The plaintiffs maintain that TDOC and two of its senior officers (Individual Defendants) deceived investors by lying and withholding vital information about the company’s business practices and prospects during the Class Period. Particularly, the Defendants are accused of omitting truthful information about the company’s spending on advertising and its effects on revenue from SEC filings and related material.

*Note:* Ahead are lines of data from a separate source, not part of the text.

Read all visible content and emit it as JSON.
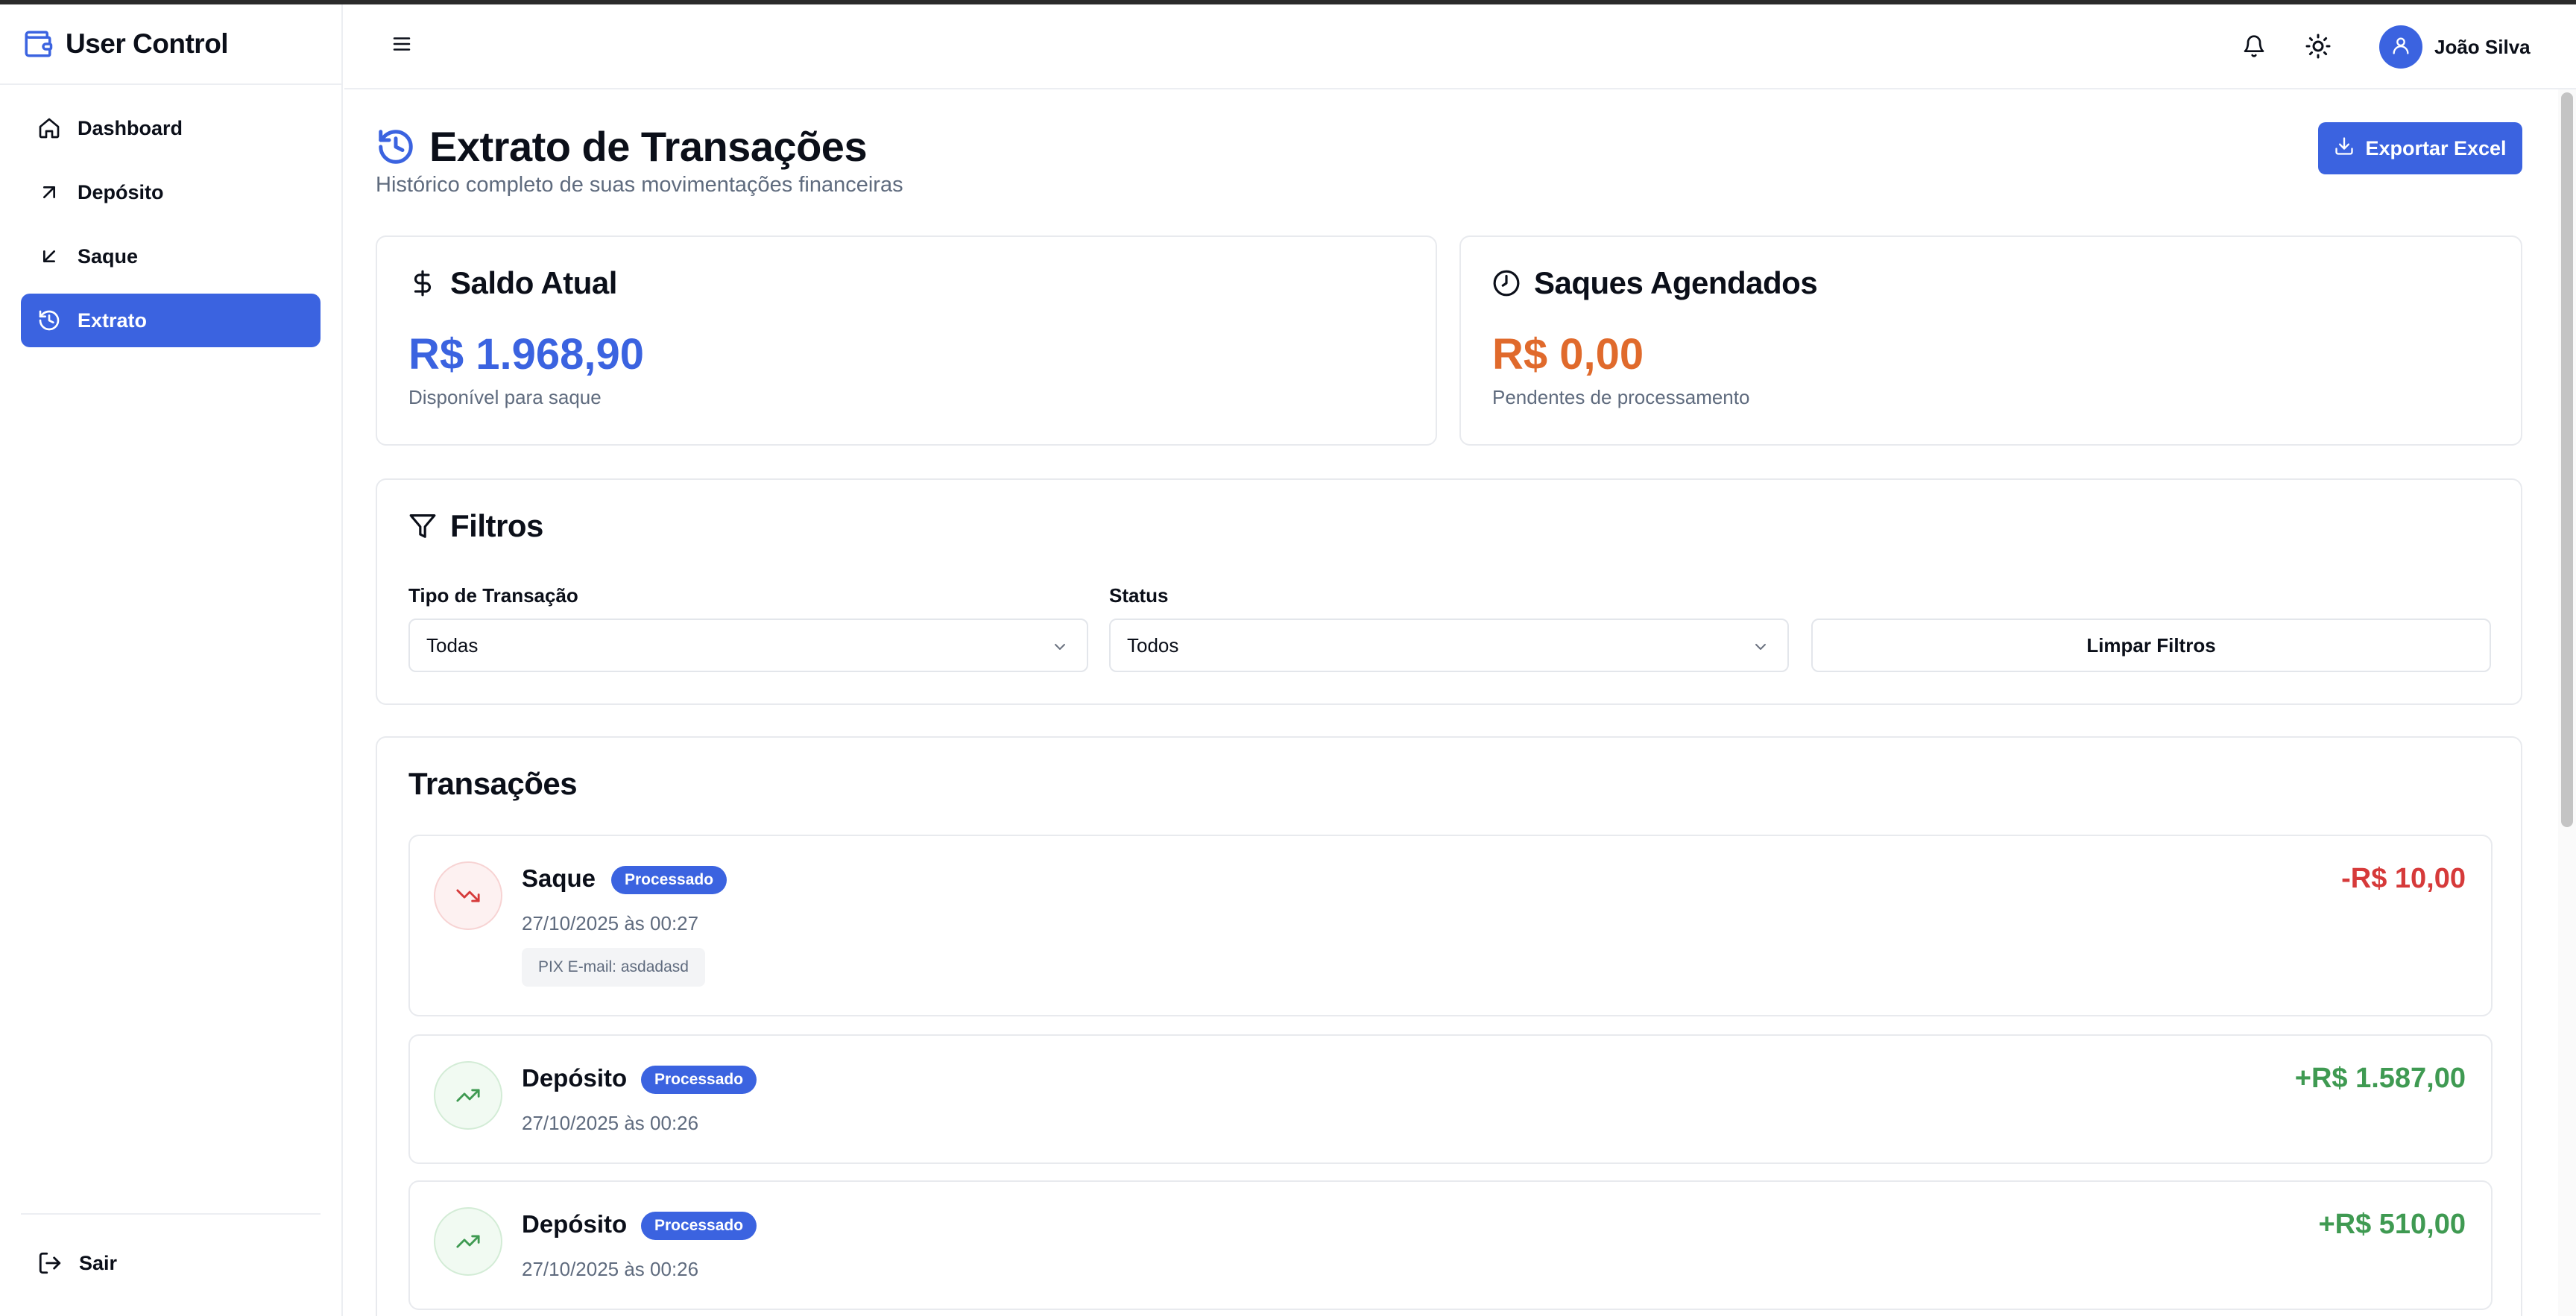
{
  "app": {
    "title": "User Control"
  },
  "sidebar": {
    "items": [
      {
        "label": "Dashboard",
        "icon": "home-icon"
      },
      {
        "label": "Depósito",
        "icon": "arrow-up-right-icon"
      },
      {
        "label": "Saque",
        "icon": "arrow-down-left-icon"
      },
      {
        "label": "Extrato",
        "icon": "history-icon",
        "active": true
      }
    ],
    "logout_label": "Sair"
  },
  "header": {
    "user_name": "João Silva"
  },
  "page": {
    "title": "Extrato de Transações",
    "subtitle": "Histórico completo de suas movimentações financeiras",
    "export_label": "Exportar Excel"
  },
  "balance": {
    "title": "Saldo Atual",
    "value": "R$ 1.968,90",
    "caption": "Disponível para saque"
  },
  "scheduled": {
    "title": "Saques Agendados",
    "value": "R$ 0,00",
    "caption": "Pendentes de processamento"
  },
  "filters": {
    "title": "Filtros",
    "type_label": "Tipo de Transação",
    "type_value": "Todas",
    "status_label": "Status",
    "status_value": "Todos",
    "clear_label": "Limpar Filtros"
  },
  "transactions": {
    "title": "Transações",
    "items": [
      {
        "name": "Saque",
        "status": "Processado",
        "date": "27/10/2025 às 00:27",
        "note": "PIX E-mail: asdadasd",
        "amount": "-R$ 10,00",
        "direction": "out"
      },
      {
        "name": "Depósito",
        "status": "Processado",
        "date": "27/10/2025 às 00:26",
        "amount": "+R$ 1.587,00",
        "direction": "in"
      },
      {
        "name": "Depósito",
        "status": "Processado",
        "date": "27/10/2025 às 00:26",
        "amount": "+R$ 510,00",
        "direction": "in"
      }
    ]
  },
  "colors": {
    "accent": "#3b63e0",
    "positive": "#3f9a52",
    "negative": "#d63a3a",
    "pending": "#e06a2c"
  }
}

The information became clear on February 20, after the market closed, when Teladoc Health published its Q4 FY23 results and held an earnings call. The company noted that its advertising costs for FY23 amounted to $668.8 million, higher than the $623.5 million reported in FY22 and $416.7 million recorded in FY21. The company attributed the increase to higher digital and media advertising costs related to BetterHelp, while also citing declining yields on marketing spend. At the same time, BetterHelp’s revenue in Q4 FY23 showed no growth compared to the prior year period. In fact, it declined 3% sequentially.
Notably, during the Class Period, the Defendants made statements regarding advertising spend that read, “If you think about how we do our ad spending in that, we can choose [sic] where on the efficiency curve, we want to be as we balance growth and profit, right?” The company also cited a growing number of memberships in its BetterHelp unit and noted that solid tailwinds remain for the business in the long run.
As per the class action lawsuit, Teladoc Health caused its shares to trade at artificially inflated prices by knowingly and recklessly misleading investors about the company’s business practices during the Class Period.
Notably, TDOC stock declined 23.7% on February 21 and has fallen nearly 55% so far in 2024, massively impacting shareholders’ returns.